Challenges include securing high-quality health data, legal and regulatory barriers, technical integration with clinical workflows, ensuring safety and trustworthiness, sustainable financing, overcoming organizational resistance, and managing ethical and social concerns.
The AI Act establishes requirements for high-risk AI systems in medicine, such as risk mitigation, data quality, transparency, and human oversight, aiming to ensure safe, trustworthy, and responsible AI development and deployment across the EU.
EHDS enables secure secondary use of electronic health data for research and AI algorithm training, fostering innovation while ensuring data protection, fairness, patient control, and equitable AI applications in healthcare across the EU.
The Directive classifies software including AI as a product, applying no-fault liability on manufacturers and ensuring victims can claim compensation for harm caused by defective AI products, enhancing patient safety and legal clarity.
Examples include early detection of sepsis in ICU using predictive algorithms, AI-powered breast cancer detection in mammography surpassing human accuracy, and AI optimizing patient scheduling and workflow automation.

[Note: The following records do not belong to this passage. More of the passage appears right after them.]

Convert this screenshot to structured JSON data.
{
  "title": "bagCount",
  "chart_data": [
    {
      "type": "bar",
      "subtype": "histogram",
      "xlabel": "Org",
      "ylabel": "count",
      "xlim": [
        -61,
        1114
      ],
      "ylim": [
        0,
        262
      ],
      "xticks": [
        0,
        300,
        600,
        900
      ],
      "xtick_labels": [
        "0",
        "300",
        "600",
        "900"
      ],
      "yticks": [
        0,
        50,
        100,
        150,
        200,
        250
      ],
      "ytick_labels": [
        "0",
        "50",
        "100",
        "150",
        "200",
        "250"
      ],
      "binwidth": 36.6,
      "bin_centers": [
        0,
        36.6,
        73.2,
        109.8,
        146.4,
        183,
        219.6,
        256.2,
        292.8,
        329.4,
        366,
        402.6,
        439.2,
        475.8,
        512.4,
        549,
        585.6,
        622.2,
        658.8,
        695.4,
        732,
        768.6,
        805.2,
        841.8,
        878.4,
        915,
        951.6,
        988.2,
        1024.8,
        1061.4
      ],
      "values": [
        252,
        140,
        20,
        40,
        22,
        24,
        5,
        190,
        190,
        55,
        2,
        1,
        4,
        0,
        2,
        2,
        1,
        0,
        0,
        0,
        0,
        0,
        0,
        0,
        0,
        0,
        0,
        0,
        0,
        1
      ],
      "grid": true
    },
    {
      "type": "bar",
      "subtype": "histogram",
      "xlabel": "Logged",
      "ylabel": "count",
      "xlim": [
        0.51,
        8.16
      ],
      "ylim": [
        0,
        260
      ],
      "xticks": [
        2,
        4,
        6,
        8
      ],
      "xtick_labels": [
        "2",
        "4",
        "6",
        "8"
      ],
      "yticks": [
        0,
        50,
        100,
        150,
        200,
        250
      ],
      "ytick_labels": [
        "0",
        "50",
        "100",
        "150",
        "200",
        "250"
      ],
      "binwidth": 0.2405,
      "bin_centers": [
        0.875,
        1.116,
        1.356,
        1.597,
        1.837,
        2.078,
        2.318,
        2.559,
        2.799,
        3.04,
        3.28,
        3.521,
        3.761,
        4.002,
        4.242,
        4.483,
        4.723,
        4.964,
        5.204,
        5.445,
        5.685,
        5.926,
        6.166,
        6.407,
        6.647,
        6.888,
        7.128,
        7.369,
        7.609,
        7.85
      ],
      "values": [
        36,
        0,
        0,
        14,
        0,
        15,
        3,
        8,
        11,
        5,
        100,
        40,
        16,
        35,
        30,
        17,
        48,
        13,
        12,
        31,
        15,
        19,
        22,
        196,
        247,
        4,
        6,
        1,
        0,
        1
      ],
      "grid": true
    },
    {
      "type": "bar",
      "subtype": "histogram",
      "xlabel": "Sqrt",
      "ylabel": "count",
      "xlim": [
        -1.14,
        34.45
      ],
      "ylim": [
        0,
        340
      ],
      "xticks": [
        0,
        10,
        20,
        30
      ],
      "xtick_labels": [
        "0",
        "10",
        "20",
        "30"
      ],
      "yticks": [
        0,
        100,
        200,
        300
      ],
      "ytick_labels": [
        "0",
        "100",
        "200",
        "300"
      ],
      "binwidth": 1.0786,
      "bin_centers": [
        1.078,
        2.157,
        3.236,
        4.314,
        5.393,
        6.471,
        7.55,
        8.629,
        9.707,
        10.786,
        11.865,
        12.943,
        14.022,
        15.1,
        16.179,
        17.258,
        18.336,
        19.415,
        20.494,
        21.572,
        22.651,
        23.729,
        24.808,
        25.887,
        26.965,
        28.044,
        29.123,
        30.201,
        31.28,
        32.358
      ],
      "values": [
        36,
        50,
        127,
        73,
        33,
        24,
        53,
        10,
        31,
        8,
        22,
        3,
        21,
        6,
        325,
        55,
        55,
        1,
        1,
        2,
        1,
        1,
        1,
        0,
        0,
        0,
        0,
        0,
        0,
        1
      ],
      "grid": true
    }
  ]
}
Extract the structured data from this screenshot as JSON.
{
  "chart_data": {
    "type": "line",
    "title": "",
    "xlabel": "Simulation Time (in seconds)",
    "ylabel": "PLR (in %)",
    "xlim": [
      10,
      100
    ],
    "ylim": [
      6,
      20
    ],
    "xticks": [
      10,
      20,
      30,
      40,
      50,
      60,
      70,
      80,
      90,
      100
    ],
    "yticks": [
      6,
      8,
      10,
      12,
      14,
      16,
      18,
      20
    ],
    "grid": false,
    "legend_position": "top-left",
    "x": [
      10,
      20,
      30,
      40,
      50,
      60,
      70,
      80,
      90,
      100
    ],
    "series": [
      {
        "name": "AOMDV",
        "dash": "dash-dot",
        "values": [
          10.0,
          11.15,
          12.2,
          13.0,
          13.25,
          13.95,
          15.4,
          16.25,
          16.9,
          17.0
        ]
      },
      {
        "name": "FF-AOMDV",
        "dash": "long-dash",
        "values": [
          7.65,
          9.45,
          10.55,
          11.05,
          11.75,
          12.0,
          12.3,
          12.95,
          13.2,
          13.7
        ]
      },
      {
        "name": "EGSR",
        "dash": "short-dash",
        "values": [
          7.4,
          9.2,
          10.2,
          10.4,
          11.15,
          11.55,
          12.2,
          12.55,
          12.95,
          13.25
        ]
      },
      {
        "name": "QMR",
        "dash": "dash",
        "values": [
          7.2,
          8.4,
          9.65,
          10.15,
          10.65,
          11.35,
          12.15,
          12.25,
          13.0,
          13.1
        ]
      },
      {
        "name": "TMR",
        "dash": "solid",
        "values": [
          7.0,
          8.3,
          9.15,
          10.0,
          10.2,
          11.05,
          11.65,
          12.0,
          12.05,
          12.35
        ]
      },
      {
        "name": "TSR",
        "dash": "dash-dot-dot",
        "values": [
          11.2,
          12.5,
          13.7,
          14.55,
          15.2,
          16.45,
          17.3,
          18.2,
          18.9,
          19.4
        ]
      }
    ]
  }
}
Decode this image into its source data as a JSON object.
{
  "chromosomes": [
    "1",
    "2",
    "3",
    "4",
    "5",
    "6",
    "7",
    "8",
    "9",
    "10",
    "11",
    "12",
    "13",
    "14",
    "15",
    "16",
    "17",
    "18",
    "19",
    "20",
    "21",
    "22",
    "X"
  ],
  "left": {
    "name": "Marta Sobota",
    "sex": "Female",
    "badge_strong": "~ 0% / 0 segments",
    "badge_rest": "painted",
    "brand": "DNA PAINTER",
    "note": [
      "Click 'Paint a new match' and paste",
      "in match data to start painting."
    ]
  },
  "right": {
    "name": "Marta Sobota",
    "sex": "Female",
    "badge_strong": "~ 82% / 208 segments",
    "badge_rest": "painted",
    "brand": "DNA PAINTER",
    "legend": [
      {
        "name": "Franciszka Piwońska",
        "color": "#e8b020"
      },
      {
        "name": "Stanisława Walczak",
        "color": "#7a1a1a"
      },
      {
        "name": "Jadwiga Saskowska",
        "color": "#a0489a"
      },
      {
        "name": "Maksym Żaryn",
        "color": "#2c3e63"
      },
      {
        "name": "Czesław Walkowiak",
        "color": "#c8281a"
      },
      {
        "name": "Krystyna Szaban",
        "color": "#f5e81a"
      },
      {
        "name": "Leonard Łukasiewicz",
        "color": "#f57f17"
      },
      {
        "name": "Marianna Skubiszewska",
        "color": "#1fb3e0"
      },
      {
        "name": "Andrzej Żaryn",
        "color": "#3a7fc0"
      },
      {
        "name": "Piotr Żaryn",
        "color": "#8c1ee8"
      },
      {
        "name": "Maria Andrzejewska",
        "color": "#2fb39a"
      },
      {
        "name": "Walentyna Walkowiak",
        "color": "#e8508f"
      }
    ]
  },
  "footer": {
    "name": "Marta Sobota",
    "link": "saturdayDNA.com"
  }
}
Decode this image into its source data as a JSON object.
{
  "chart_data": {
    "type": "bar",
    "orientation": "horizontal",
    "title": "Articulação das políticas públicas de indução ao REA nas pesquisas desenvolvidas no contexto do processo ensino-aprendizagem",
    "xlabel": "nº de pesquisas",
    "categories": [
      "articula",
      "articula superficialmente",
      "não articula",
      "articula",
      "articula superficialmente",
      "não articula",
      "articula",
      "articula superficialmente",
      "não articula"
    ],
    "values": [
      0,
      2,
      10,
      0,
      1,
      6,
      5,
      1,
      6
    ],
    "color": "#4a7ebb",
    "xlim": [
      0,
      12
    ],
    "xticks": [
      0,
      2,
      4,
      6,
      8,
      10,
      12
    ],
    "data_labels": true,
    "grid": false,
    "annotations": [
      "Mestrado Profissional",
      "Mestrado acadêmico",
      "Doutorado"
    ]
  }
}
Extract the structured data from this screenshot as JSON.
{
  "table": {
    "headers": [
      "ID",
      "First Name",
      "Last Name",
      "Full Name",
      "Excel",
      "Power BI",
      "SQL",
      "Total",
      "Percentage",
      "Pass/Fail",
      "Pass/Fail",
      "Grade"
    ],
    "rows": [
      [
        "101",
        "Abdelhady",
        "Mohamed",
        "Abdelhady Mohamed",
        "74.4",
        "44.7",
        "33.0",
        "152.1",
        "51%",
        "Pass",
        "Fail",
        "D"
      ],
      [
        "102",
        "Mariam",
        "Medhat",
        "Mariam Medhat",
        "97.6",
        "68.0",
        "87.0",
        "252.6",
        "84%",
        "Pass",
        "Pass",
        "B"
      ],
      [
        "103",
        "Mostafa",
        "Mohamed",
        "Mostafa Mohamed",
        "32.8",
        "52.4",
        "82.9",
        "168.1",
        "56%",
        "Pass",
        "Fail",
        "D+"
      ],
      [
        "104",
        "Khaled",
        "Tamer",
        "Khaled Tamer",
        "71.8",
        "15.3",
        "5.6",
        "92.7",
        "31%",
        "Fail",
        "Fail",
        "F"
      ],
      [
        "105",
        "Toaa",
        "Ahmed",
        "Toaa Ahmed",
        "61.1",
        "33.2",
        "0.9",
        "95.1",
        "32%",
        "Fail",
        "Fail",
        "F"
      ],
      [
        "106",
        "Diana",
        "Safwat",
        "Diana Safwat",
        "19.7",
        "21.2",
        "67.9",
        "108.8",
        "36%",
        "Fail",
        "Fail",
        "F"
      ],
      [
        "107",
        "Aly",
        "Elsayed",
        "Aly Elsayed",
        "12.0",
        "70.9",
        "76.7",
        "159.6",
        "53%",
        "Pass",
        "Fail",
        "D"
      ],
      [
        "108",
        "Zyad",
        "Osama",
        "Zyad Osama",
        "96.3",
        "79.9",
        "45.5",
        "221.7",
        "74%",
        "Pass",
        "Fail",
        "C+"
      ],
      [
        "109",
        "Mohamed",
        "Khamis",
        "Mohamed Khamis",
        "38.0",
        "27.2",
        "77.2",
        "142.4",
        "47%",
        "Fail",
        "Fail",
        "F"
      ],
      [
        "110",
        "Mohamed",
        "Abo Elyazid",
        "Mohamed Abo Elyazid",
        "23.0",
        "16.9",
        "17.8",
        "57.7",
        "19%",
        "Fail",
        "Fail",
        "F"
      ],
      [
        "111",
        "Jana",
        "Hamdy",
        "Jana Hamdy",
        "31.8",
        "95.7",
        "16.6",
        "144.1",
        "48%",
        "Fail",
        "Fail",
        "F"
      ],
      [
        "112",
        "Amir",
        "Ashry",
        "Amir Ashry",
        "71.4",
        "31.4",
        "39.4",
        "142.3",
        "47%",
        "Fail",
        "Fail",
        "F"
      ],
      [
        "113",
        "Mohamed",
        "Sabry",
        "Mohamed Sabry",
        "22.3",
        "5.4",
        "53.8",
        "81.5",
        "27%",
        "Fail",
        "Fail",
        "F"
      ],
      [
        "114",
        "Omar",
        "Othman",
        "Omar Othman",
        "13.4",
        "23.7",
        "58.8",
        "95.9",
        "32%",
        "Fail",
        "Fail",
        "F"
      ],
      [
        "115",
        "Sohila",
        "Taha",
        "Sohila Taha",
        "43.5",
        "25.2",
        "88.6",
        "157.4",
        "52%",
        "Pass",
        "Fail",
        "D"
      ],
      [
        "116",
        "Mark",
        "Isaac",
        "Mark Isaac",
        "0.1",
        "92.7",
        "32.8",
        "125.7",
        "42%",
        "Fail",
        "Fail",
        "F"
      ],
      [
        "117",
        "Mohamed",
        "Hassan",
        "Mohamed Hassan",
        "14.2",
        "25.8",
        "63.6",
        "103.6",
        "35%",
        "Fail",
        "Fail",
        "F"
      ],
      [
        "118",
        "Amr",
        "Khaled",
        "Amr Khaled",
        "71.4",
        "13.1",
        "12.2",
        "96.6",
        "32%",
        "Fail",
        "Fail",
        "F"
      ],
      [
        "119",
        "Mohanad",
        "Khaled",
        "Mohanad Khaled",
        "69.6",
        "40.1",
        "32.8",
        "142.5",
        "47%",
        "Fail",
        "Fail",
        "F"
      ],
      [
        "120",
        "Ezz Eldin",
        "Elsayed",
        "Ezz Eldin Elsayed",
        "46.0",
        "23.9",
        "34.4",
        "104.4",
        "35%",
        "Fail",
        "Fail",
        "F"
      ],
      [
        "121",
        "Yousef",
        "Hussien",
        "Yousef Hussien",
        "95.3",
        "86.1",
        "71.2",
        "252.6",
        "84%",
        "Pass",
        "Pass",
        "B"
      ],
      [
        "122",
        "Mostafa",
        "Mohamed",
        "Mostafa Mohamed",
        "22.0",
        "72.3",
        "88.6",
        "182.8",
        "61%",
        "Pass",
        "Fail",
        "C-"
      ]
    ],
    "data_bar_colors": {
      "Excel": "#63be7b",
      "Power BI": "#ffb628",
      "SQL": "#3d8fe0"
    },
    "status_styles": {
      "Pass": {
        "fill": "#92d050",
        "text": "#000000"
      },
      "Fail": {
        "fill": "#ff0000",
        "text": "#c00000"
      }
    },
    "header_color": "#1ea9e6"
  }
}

Initiatives like AICare@EU focus on overcoming barriers to AI deployment, alongside funding calls (EU4Health), the SHAIPED project for AI model validation using EHDS data, and international cooperation with WHO, OECD, G7, and G20 for policy alignment.
AI accelerates drug discovery by identifying targets, optimizes drug design and dosing, assists clinical trials through patient stratification and simulations, enhances manufacturing quality control, and streamlines regulatory submissions and safety monitoring.
Trust is essential for acceptance and adoption of AI; it is fostered through transparent AI systems, clear regulations (AI Act), data protection measures (GDPR, EHDS), robust safety testing, human oversight, and effective legal frameworks protecting patients and providers.